Question

22. A porter lifts a luggage of 15 kg from the
ground and put it on the head 1.7 m above the
ground. Find the work done by the porter on the
luggage (g = 10 meter /sec square).
1 Point
*
255J
355J
15)
none of these​

Answer 1

Given :-

Mass of the luggage = 15 kg

Height of the luggage = 1.7 m

To Find :-

The work done by the porter on the  luggage.

Analysis :-

Here we are given with the mass and height of the luggage.

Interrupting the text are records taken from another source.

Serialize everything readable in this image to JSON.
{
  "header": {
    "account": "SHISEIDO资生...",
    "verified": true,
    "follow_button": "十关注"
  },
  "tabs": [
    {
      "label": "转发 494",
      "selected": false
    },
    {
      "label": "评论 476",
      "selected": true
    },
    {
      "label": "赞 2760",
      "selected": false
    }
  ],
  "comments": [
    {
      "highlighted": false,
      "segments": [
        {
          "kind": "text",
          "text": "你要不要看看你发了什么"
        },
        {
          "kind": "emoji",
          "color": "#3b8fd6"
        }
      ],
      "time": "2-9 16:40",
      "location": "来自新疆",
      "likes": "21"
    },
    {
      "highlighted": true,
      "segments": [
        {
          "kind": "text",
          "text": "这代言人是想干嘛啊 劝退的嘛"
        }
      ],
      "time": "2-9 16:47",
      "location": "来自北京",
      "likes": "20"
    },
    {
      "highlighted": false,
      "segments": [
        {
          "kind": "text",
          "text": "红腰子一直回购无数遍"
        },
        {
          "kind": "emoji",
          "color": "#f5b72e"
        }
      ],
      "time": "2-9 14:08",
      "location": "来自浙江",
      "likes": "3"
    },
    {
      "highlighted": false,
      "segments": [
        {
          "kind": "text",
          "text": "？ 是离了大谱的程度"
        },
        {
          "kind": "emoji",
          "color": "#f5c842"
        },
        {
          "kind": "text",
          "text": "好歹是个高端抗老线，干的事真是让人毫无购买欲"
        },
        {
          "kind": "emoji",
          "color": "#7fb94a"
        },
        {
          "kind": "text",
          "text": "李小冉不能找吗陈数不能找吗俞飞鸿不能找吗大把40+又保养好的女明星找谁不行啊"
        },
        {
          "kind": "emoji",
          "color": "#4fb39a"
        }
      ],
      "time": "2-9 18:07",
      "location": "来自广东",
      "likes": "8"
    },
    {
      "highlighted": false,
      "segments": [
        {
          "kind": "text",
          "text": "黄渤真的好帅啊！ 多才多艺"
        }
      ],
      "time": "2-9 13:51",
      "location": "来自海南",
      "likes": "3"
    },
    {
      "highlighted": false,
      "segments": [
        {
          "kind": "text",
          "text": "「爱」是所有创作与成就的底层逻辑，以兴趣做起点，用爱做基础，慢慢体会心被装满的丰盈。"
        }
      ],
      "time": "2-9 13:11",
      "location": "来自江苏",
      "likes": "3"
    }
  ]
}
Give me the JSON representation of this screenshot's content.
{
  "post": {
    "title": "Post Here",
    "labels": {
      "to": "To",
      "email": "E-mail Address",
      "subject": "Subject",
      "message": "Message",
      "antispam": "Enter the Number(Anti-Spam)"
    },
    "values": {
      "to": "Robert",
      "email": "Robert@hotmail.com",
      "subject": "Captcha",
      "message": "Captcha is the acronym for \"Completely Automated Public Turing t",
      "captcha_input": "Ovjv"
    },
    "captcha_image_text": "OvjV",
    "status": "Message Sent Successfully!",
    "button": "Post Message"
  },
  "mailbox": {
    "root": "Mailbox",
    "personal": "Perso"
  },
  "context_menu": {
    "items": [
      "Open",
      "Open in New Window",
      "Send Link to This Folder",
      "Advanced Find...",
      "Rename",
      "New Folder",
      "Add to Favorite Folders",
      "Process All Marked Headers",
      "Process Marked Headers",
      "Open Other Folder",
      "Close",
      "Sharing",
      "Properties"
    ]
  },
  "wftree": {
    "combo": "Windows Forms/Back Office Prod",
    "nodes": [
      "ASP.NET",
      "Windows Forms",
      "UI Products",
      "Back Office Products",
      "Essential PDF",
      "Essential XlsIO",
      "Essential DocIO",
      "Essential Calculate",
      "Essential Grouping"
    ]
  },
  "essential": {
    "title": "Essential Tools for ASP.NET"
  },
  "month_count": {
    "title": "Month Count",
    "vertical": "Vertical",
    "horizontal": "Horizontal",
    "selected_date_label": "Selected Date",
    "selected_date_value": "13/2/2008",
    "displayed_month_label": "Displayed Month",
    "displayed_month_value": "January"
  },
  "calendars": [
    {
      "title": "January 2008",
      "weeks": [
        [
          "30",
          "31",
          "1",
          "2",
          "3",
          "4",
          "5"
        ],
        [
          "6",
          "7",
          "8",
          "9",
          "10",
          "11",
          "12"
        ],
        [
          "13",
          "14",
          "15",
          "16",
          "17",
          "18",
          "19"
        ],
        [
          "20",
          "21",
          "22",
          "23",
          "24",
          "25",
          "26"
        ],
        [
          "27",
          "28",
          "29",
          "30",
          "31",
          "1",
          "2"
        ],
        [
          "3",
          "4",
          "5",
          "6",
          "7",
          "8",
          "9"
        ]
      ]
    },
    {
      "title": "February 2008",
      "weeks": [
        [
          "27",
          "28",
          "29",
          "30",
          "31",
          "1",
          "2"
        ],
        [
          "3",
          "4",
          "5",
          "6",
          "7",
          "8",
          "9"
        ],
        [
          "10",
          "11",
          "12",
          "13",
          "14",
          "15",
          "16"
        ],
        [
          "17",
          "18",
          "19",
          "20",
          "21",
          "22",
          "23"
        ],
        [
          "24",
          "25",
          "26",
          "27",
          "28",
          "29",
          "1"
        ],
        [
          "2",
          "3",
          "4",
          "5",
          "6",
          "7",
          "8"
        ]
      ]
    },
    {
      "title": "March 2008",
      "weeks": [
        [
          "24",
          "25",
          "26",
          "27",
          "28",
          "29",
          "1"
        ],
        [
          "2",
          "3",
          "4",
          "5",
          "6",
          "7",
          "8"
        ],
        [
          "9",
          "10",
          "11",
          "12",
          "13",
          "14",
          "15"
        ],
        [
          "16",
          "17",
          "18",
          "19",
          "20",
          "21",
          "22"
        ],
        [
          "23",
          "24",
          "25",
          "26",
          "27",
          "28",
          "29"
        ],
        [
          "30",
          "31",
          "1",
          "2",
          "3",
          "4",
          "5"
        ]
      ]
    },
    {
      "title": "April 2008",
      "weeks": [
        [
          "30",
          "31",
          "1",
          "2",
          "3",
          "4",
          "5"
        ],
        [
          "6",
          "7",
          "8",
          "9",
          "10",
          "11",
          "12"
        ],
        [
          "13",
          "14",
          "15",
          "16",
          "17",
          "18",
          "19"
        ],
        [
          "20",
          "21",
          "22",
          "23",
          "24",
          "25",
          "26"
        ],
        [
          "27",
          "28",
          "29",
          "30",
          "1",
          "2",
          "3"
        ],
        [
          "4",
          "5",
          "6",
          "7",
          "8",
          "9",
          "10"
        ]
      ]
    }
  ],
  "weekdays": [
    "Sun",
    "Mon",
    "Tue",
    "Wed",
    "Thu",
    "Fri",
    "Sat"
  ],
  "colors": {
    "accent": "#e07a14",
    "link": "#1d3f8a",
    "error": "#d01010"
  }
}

In order to find the work done substitute the values given in the question such that work done is equal to mass into gravity into height and find the work done by the porter on the luggage accordingly.

Solution :-

We know that,

• g = Gravity
• w = Work
• m = Mass
• h = Height

Using the formula,

$\underline{\boxed{\sf Work \ done=Mass \times Gravity \times Height}}$

Given that,

Mass (m) = 15 kg

Gravity (g) = 10 m/s

Height (h) = 1.7 m

Substituting their values,

⇒ w = mgh

⇒ w = 15 × 10 × 1.7

⇒ w = 255 J

Therefore, the work done by the porter on the luggage is 255 J.

Answer 2

Answer:

Given :-

• Mass of luggage = 15 kg
• Height from ground when it put = 1.7 m
• Acceleration due to gravity = 10 m/s²

To Find :-

Work done

Solution :-

$\small {\fbox {\fbox {firstly \: lets \: see \: the \: concept}}}$

Here, is a luggage which is lifting by a porter and the mass of luggage is 15 kg and it is put from the ground about 1.7 m and the acceleration due to gravity is 10 mps and we have to find to the work done by the luggage.

$\small {\fbox {\fbox {lets \: see \: how \: to \: solve}}}$

Here, we will find the work done by a formula which mass×gravity×Height. And when we multiply them then we will got our required answer.

$\huge {\fbox {\fbox {lets \: calculate}}}$

${\boxed {\tt Work \: done = Mass \times Gravity \times Height}}$

Work done = 15 × 1.7 × 10

Work done = 150 × 1.7

Work done = 255 J

Hence :-

Work done by luggage is 255 Joule.

Extra bytes

Joule :-

Joule is the SI unit of energy. The work required to produce one watt of power for one second is also written as Joule.